In regards to the 'glimmerings of a solution', I was left wondering about the imperfectness and bias in information gathering. That is, your data is only as good as your ability to gather and interpret it. Sometimes the very process of outlining a problem imposes a bias upon which data is gathered, and the importance given to what is gathered, and what is not.

Also, I wonder about issues of scale, and improper mapping. As a worst-case scenario, I can think of Chairman Mao being fed BS about how much collectivization was increasing crop yields. -I've read that crops were transplanted along railway lines that he was scheduled to travel on.

I do buy that institutional decay occurs by imperceptible creep. However, I don't know that well-informed deliberate steps have an advantage over a messier evolutionary process of smaller, less-educated ones, considering that as the scope of information increases, so do the scope of assumptions buttressing it.





akkartik  ·  3729 days ago  ·  link  ·  

Yeah I agree with everything you said. Everything we do is imperfect, yes, but if we could write down our intentions then future generations could know where we were imperfect and biased, rather than guess and never be sure.

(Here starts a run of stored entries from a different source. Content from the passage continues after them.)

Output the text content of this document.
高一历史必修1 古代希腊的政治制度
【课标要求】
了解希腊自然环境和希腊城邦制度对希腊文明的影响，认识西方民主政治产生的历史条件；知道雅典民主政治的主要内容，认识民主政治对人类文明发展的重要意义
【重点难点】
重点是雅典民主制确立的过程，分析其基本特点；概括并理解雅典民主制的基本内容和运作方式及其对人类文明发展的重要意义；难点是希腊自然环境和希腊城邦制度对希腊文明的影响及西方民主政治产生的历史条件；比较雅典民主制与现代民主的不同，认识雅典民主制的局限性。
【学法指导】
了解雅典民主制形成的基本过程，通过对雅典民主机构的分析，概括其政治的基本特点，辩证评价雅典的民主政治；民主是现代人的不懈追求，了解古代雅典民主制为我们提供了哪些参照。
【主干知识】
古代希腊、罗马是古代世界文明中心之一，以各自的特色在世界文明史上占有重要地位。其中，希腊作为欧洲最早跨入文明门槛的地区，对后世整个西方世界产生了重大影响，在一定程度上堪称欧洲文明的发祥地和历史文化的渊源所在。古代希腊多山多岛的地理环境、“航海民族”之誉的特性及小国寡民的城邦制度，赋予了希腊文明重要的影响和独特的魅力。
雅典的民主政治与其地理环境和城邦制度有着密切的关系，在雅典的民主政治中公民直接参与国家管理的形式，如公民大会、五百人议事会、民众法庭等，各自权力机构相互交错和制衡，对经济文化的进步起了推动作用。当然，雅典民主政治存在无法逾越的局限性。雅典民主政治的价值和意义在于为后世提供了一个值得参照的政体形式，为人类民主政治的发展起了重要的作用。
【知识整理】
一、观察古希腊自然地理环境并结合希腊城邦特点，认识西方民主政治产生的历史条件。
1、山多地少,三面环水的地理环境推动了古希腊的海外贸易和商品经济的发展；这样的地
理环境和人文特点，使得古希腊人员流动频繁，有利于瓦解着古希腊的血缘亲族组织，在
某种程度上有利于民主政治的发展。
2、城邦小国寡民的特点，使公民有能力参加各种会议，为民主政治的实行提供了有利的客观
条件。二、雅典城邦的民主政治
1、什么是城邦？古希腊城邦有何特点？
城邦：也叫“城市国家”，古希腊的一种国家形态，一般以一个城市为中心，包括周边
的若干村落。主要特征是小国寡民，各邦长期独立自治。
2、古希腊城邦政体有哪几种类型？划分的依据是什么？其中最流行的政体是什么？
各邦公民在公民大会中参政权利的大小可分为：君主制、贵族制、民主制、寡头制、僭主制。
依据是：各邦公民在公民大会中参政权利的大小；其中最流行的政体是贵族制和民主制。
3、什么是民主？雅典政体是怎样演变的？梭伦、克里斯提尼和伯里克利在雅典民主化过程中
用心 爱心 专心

That at least has a possibility of adding new biases that might destructively interfere with the old ones :)

I think the analogy with unit testing is correct in a very deep way here. Even if after TDD you may have missed tons of tests you should have written, things that you unconsciously intended but forgot to be explicit about. But the presence of a growing set of tests still makes life easier for those who come after, and the accumulation of tests holds hope of one day being comprehensive.

mk  ·  3729 days ago  ·  link  ·  

Thanks.

Perhaps legislation should come with a Declaration of Intent, and commentary from those opposed.

Great piece. I'm looking forward to the next installment. I'll post it if you don't.

b_b  ·  3578 days ago  ·  link  ·  

    Perhaps legislation should come with a Declaration of Intent, and commentary from those opposed.

Interesting idea, in light of the Hobby Lobby decision. In that case, the Court wasn't interpreting the Constitution, but rather the Religious Freedom Restoration Act. The act was passed in the early 90s. Many of the legislators that crafted the bill are still alive, and many are still in Congress. They, therefore, could be interrogated directly. They filed an amicus brief on behalf of the government that said "THIS IS EXACTLY WHAT WE MEANT, AND WE CATEGORICALLY REJECT HOBBY LOBBY'S ASSERTION!" Justice Alito, in his opinion, interpreted what Congress "meant" as exactly the opposite of the original authors' clarification.